FeaturePlot colours each cell in UMAP space by its CytoTRACE score (0–1): high scores (yellow/light) indicate less-differentiated cells that express a larger number of genes, while low scores (purple/dark) indicate terminally differentiated cells with a more restricted transcriptome. Use this as an independent cross-check on your Slingshot root: if CytoTRACE scores are highest in the cluster you chose as start.clus, the root is consistent with transcriptome breadth. A mismatch (CytoTRACE peaks in a different cluster) suggests the root assignment may need revisiting. Note that CytoTRACE is sensitive to sequencing depth; cells with systematically more reads will score higher regardless of biology.

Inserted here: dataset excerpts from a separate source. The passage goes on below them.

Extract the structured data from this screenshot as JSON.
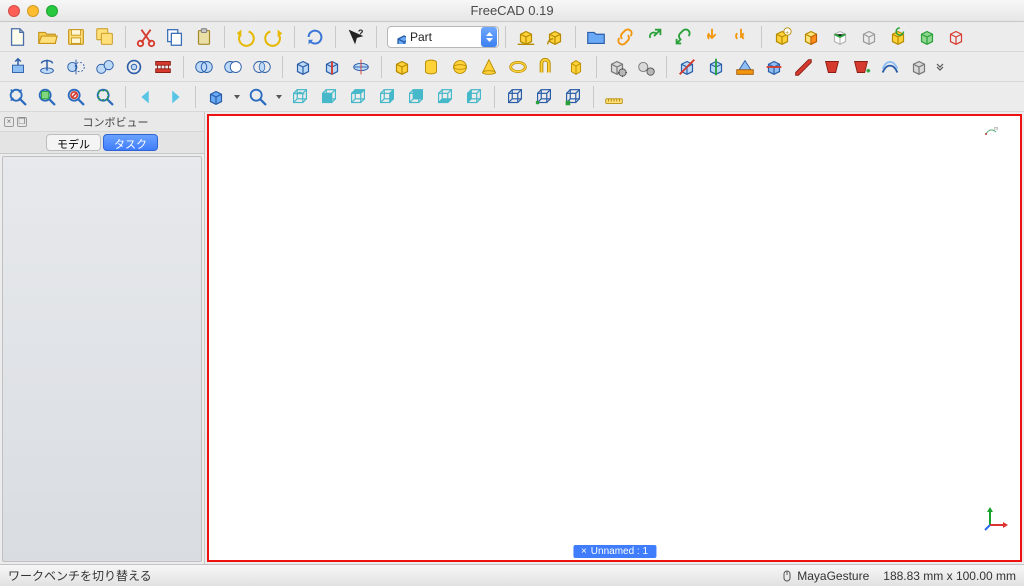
{
  "window": {
    "title": "FreeCAD 0.19"
  },
  "workbench": {
    "label": "Part"
  },
  "sidepanel": {
    "title": "コンボビュー",
    "tabs": {
      "model": "モデル",
      "task": "タスク"
    }
  },
  "canvas": {
    "doc_tab_prefix": "×",
    "doc_tab_label": "Unnamed : 1"
  },
  "status": {
    "message": "ワークベンチを切り替える",
    "nav_style": "MayaGesture",
    "dimensions": "188.83 mm x 100.00 mm"
  },
  "icons": {
    "row1": [
      "new-file-icon",
      "open-file-icon",
      "save-file-icon",
      "save-as-icon",
      "sep",
      "cut-icon",
      "copy-icon",
      "paste-icon",
      "sep",
      "undo-icon",
      "redo-icon",
      "sep",
      "refresh-icon",
      "sep",
      "what-is-this-icon",
      "sep",
      "workbench-select",
      "sep",
      "measure-distance-box-icon",
      "measure-angle-box-icon",
      "sep",
      "group-icon",
      "link-icon",
      "link-external-icon",
      "link-replace-icon",
      "link-import-icon",
      "link-import-all-icon",
      "sep",
      "part-create-icon",
      "part-cube-face-icon",
      "part-highlight-icon",
      "part-ghost-icon",
      "part-cycle-icon",
      "part-green-icon",
      "part-outline-icon"
    ],
    "row2": [
      "extrude-icon",
      "revolve-icon",
      "mirror-icon",
      "fillet-icon",
      "chamfer-icon",
      "ruled-surface-icon",
      "sep",
      "boolean-union-icon",
      "boolean-cut-icon",
      "boolean-intersect-icon",
      "sep",
      "compound-icon",
      "compound-split-icon",
      "slice-icon",
      "sep",
      "box-icon",
      "cylinder-icon",
      "sphere-icon",
      "cone-icon",
      "torus-icon",
      "pipe-icon",
      "prism-icon",
      "sep",
      "builder-gear-icon",
      "shape-gear-icon",
      "sep",
      "section-x-icon",
      "section-z-icon",
      "section-plane-icon",
      "cross-section-icon",
      "offset-3d-icon",
      "loft-red-icon",
      "loft-add-icon",
      "thickness-icon",
      "projection-icon"
    ],
    "row3": [
      "zoom-fit-icon",
      "zoom-select-icon",
      "zoom-nosel-icon",
      "zoom-region-icon",
      "sep",
      "nav-back-icon",
      "nav-forward-icon",
      "sep",
      "iso-view-icon",
      "arrow",
      "zoom-search-icon",
      "arrow",
      "view-iso2-icon",
      "view-front-icon",
      "view-top-icon",
      "view-right-icon",
      "view-rear-icon",
      "view-bottom-icon",
      "view-left-icon",
      "sep",
      "box-wire-1-icon",
      "box-wire-2-icon",
      "box-wire-3-icon",
      "sep",
      "ruler-icon"
    ]
  }
}
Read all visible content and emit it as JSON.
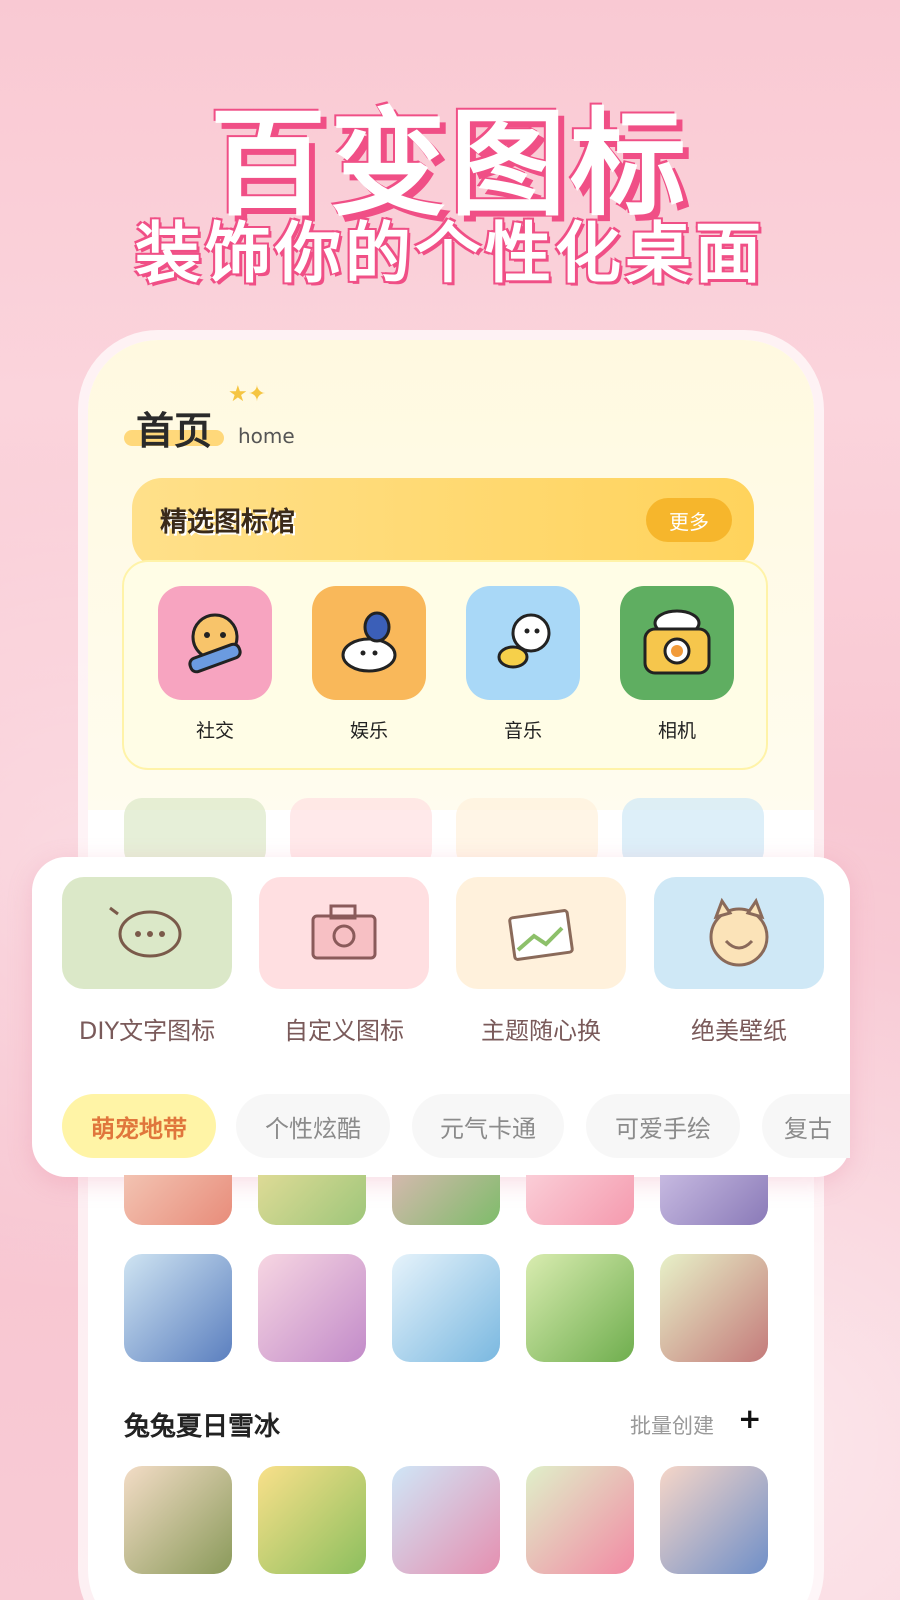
{
  "promo": {
    "headline": "百变图标",
    "subline": "装饰你的个性化桌面"
  },
  "header": {
    "title": "首页",
    "subtitle": "home"
  },
  "featured": {
    "title": "精选图标馆",
    "more_label": "更多",
    "icons": [
      {
        "label": "社交",
        "color": "#f7a4c0",
        "icon": "tiger-pencil-icon"
      },
      {
        "label": "娱乐",
        "color": "#f9b85a",
        "icon": "bunny-icon"
      },
      {
        "label": "音乐",
        "color": "#a9d8f7",
        "icon": "dog-duck-icon"
      },
      {
        "label": "相机",
        "color": "#5fae61",
        "icon": "camera-icon"
      }
    ]
  },
  "tools": [
    {
      "label": "DIY文字图标",
      "color": "#dbe8c8",
      "icon": "chat-bubble-icon"
    },
    {
      "label": "自定义图标",
      "color": "#ffdfe1",
      "icon": "camera-outline-icon"
    },
    {
      "label": "主题随心换",
      "color": "#fff1dc",
      "icon": "picture-icon"
    },
    {
      "label": "绝美壁纸",
      "color": "#cfe8f6",
      "icon": "cat-face-icon"
    }
  ],
  "chips": [
    {
      "label": "萌宠地带",
      "active": true
    },
    {
      "label": "个性炫酷",
      "active": false
    },
    {
      "label": "元气卡通",
      "active": false
    },
    {
      "label": "可爱手绘",
      "active": false
    },
    {
      "label": "复古",
      "active": false
    }
  ],
  "section": {
    "title": "兔兔夏日雪冰",
    "batch_label": "批量创建",
    "add_symbol": "+"
  }
}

Part C — Cell–cell communication with CellChat

library(CellChat)
cc  <- createCellChat(object = seu, group.by = "seurat_annotations")
cc@DB <- CellChatDB.human                       # human L–R database
cc <- subsetData(cc)
cc <- identifyOverExpressedGenes(cc)
cc <- identifyOverExpressedInteractions(cc)
cc <- computeCommunProb(cc)                      # permutation-based probabilities
cc <- filterCommunication(cc, min.cells = 10)
cc <- aggregateNet(cc)

# Network: who signals to whom, weighted by strength
netVisual_circle(cc@net$weight, weight.scale = TRUE,
                 title.name = "Aggregated interaction strength")

# Drill into one pathway
netVisual_aggregate(cc, signaling = "MIF", layout = "circle")
TipReading the output

The first circle plot (from netVisual_circle) shows every cell type as a node around the ring; directed arcs between nodes represent predicted signaling, with arc width proportional to the aggregated interaction strength (number of interactions × probability). Thick arcs indicate strong predicted cross-talk; self-loops mean the cell type signals to itself (autocrine or juxtacrine). The second circle plot drills into a single pathway (here MIF), showing only the ligand–receptor pairs in that pathway. Because ifnb is a two-condition PBMC stimulation dataset rather than a tissue, any CellChat output here is a technical demonstration: real CellChat results should be interpreted alongside spatial transcriptomics or perturbation data to validate that the predicted sender and receiver cells are actually co-localised. netVisual_bubble() is an alternative that shows individual L–R pairs as bubbles sized by probability.

ImportantThink about it

CellChat reports a strong predicted interaction between two clusters. List three reasons this might not reflect real signaling in the tissue.

Answer
  1. The two cell types may never be spatially adjacent — co-expression ignores location. (2) mRNA ≠ secreted, active protein — the ligand may not be translated/secreted. (3) The database (human/mouse-curated) may mis-map or omit the real partners, especially for non-model systems. Validate with spatial data or perturbation before claiming the circuit.